In an interview with CNBC, Buffett said, "We haven't seen many businessmen like him," calling his ability to transform retail with Amazon "remarkable" and that he had an "amazing talent in figuring out how to please customers."
In 2013, Buffett called Bezos a "really smart guy" and a "great businessman" after Bezos bought The Washington Post, in which Buffett was a major shareholder at the time.
Last quarter did not mark the first time Berkshire dumped Wal-Mart shares as it sold 4 million shares last fall, meaning it's reduced its stake by about a third since last year.
Buffett has not directly addressed Berkshire's stake in Wal-Mart, but the stock has been a dud since Berkshire first bought the retailer. As the chart below shows, Amazon has jumped more than 2,000% since Berkshire invested in Wal-Mart, but the retail giant has even lagged the S&P 500.

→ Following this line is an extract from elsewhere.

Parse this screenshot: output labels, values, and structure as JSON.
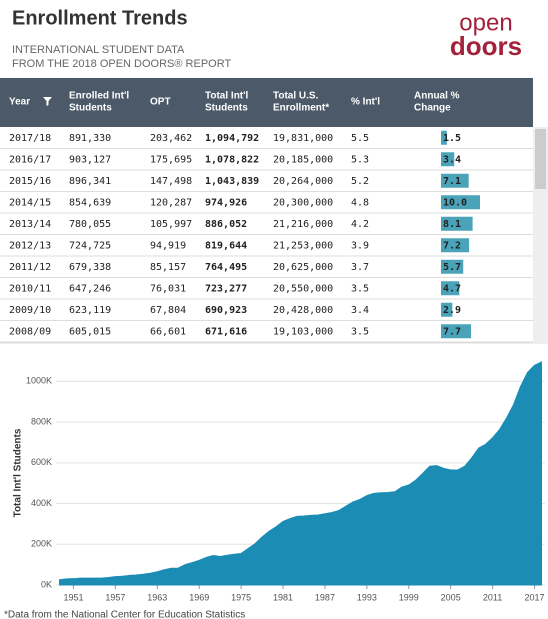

Wal-Mart stock was a big winner through 1980s and '90s, but its share price stalled after the tech bubble burst as investors waited for profits to grow into its valuation.
Today, the company is facing a different dilemma. It's saturated the retail landscape with stores, but needs to build an e-commerce business worthy of competing with Amazon. Though Wal-Mart is still the clear leader in revenue, its huge sales figure makes it Amazon's biggest target. If it can't remain competitive, those sales could start to disappear.
Wal-Mart's latest earnings report offered some encouragement. The company saw e-commerce sales growth accelerate for the first time in two years and comparable sales increased to 1.6%. The retailer's investments to clean up stores, eliminate out-of-stocks, and roll out programs like grocery pickup seem to be paying off. Still, the threat from Amazon is only getting bigger as North American retail sales grew 28% in its most recent quarter and could top $80 billion this year.
With his reverence for Bezos and Wal-Mart's competitive advantage eroding, expect Berkshire to dump more of its stake in Wal-Mart over the coming years.